Employers have a special role to play in this effort because of their legal obligation under the Occupational Safety and Health Act (OSH Act) to protect workers' safety. OSHA started by reaching out to employers to remind them that their obligation applies to all of their employees, including the millions of people who do their work behind the wheel of a vehicle - whether they drive full-time or just now and then.
Companies are in violation of the OSH Act if, by policy or practice, they require texting while driving, create incentives that encourage or condone it, or structure work so that texting is a practical necessity for workers to carry out their job. On OSHA's distracted driving webpage, you'll find a letter to employers and a video in which David Michaels, the Assistant Secretary of Labor who heads OSHA, lays out the safety challenge posed by texting and driving and employers' roles in addressing this challenge. Also available on the webpage is a Distracted Driving: No Texting brochure which explains to employers and supervisors the importance of never requiring texting by their workers while driving.
Now OSHA is asking employers to do their part by declaring their vehicles "text-free zones" and reinforcing that declaration with worker education and with policies that explicitly ban texting while driving. OSHA is also asking employers to revise any practice and procedure, written or unwritten, that either condones or requires drivers to text behind the wheel as a necessary part of doing their job.
OSHA believes that most employers will willingly step up to this challenge, and will seize on this safety campaign as an opportunity not only to enhance protection for their workers, but also to project a positive, responsible image of their businesses to their customers and communities. OSHA's staff will support the efforts of these employers by providing educational materials and model policies for their use. The instruction to prohibit texting while driving will be an important part of the assistance delivered to employers every day by agency staff all across the country.

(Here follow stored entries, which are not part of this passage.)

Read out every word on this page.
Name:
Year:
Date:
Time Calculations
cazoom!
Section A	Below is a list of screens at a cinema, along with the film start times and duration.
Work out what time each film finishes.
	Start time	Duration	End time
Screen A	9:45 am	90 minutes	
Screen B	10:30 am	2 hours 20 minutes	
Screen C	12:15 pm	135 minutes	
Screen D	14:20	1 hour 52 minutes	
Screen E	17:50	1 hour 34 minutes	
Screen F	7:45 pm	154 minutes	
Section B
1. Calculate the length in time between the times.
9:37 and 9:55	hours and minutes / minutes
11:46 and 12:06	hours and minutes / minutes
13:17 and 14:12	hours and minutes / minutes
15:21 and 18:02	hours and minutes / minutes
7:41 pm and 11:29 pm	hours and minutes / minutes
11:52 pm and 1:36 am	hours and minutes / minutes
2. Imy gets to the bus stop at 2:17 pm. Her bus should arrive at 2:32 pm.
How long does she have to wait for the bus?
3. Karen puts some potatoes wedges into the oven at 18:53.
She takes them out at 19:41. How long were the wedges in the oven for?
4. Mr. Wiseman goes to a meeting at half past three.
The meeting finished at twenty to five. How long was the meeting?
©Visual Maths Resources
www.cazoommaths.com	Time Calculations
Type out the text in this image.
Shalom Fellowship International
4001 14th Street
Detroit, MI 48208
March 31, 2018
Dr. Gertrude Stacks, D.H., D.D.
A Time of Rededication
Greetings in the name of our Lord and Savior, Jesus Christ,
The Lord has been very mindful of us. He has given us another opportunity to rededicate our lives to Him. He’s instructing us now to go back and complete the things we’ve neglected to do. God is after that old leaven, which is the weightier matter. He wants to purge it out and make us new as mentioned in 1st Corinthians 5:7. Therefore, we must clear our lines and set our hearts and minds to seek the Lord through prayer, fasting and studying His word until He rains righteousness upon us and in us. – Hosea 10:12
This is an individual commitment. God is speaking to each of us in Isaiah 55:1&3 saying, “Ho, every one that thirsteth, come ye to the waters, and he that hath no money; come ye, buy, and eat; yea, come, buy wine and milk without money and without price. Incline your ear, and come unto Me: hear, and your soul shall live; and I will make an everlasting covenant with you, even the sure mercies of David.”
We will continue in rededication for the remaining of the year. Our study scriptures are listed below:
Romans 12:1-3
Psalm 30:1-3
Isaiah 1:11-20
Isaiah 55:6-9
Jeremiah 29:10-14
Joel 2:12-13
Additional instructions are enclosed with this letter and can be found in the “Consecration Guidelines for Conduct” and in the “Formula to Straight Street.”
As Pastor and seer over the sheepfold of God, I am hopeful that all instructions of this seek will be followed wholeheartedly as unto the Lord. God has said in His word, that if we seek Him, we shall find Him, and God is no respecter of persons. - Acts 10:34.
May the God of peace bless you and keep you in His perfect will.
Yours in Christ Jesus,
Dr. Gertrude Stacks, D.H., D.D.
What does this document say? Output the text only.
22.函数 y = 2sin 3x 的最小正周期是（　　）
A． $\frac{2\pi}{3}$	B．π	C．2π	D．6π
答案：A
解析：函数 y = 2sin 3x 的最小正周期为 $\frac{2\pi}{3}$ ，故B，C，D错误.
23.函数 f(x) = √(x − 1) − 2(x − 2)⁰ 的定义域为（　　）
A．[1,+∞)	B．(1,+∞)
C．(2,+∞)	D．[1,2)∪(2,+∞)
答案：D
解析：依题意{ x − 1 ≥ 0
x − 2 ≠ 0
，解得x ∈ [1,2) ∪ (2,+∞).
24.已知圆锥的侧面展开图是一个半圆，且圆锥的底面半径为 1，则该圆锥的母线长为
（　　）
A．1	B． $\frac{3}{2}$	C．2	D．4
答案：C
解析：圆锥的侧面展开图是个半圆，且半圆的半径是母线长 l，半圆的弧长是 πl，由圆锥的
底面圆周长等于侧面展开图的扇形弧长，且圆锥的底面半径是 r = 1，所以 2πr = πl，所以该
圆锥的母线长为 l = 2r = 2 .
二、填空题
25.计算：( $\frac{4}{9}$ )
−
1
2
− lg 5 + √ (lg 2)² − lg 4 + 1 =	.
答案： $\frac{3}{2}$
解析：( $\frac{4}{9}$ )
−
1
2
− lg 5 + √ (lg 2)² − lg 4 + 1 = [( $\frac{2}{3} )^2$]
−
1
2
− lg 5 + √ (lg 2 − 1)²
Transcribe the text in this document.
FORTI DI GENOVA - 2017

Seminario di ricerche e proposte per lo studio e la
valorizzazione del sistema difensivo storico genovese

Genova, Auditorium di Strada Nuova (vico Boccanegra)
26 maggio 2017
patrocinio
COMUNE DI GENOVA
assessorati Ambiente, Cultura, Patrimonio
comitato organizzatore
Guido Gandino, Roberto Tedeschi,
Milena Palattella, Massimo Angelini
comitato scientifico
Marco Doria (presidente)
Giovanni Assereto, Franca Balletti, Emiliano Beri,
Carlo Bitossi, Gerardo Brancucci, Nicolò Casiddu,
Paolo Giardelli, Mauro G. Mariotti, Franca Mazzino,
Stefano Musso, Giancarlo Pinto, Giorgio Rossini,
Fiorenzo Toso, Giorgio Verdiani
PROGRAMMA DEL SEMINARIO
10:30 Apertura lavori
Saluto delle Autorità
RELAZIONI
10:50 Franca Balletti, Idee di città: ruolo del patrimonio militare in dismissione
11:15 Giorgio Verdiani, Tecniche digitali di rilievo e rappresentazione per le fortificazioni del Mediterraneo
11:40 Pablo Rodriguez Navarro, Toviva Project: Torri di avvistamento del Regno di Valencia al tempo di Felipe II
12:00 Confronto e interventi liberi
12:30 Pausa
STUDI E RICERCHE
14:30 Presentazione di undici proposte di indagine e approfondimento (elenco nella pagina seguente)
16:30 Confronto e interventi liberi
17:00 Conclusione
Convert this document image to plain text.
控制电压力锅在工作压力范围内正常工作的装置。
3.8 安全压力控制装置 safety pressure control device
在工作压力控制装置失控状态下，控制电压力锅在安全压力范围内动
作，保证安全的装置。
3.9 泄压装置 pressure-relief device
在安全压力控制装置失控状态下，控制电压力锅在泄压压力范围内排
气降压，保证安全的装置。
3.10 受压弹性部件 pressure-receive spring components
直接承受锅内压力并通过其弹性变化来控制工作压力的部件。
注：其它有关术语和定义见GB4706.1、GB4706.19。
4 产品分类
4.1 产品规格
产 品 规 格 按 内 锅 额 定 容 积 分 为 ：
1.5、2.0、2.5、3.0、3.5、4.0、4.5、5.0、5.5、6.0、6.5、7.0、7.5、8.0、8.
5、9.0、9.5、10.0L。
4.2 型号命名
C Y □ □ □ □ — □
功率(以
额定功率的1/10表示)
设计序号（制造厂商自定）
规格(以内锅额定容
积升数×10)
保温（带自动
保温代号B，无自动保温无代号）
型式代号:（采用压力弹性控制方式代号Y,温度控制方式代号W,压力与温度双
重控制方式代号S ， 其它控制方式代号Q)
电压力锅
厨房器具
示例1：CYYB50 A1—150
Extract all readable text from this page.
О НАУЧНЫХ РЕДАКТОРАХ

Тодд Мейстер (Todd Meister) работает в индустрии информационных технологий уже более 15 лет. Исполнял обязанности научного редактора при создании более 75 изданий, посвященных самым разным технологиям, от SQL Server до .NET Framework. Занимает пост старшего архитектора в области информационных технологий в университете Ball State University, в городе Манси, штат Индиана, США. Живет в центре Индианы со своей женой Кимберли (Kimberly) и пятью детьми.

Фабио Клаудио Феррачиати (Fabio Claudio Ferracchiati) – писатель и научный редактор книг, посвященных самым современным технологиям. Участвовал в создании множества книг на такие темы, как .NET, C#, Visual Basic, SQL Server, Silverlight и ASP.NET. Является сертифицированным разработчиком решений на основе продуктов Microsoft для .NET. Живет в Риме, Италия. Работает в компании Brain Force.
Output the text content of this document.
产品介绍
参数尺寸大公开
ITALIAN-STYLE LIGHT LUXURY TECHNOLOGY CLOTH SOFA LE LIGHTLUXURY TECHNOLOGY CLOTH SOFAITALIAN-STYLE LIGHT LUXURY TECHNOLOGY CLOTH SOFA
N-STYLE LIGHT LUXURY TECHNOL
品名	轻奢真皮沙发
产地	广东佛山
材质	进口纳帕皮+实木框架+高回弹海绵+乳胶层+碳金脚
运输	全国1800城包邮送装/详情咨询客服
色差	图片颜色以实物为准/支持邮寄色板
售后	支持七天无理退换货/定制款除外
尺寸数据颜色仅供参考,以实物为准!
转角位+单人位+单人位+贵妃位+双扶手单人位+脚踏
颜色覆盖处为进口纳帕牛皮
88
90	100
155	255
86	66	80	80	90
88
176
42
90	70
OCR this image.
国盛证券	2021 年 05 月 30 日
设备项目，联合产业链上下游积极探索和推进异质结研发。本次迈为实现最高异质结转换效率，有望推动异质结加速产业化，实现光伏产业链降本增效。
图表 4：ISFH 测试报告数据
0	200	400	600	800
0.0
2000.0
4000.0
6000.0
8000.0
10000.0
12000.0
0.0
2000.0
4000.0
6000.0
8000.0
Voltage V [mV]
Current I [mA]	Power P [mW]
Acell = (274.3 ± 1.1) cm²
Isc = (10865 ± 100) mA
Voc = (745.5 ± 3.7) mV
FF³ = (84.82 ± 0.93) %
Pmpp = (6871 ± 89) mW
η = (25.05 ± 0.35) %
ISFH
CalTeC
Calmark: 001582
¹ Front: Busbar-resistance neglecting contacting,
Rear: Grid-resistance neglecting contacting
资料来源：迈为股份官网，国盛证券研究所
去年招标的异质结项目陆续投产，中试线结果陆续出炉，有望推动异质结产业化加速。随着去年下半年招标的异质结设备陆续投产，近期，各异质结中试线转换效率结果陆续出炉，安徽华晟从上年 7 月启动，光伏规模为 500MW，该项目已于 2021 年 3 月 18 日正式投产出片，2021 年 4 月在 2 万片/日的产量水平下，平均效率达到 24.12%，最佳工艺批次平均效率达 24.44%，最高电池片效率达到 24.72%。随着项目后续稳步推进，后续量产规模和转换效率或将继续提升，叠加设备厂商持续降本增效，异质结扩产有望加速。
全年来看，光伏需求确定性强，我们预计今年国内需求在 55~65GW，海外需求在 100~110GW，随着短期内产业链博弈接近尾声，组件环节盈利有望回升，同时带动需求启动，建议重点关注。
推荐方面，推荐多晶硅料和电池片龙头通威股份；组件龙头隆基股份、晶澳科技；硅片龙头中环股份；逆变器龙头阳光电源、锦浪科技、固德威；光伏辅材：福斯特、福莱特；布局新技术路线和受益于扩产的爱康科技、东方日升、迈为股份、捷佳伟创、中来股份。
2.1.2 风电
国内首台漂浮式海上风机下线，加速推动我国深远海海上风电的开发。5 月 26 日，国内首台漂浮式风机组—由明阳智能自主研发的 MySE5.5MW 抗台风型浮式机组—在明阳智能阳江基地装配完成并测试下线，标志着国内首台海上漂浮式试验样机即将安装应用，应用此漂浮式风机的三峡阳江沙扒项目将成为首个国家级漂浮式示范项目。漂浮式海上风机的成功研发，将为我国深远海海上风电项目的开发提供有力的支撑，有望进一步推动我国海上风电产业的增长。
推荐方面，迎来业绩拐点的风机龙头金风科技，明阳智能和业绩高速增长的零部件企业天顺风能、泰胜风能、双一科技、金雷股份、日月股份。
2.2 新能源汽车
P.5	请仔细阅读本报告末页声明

At the same time, OSHA is also reaching out to workers to let them know that an employer who requires them to text while they are behind the wheel - whether by policy or through procedures that make it a practical necessity of their job - is violating the OSH Act. When OSHA receives a credible complaint that such violations are occurring, the agency will investigate and, where warranted, issue citations and penalties to end this practice.
Young workers are especially vulnerable to the hazard of texting while driving. Not only is texting their preferred method of communication, they are also - as new workers - less likely to know their safety rights and more hesitant to assert them. Working with other Labor Department agencies and stakeholders, OSHA will make special efforts to reach and educate this at-risk group.
Texting while driving is a big and growing hazard and it will take a strong, concerted effort to bring this problem under control. [Association name] supports the national campaign to combat distracted driving and to prohibit texting while driving. We urge our members, associates and allies to join in this effort. Together we can help reduce the great danger posed by drivers who send, receive and read text messages while behind the wheel of their vehicle.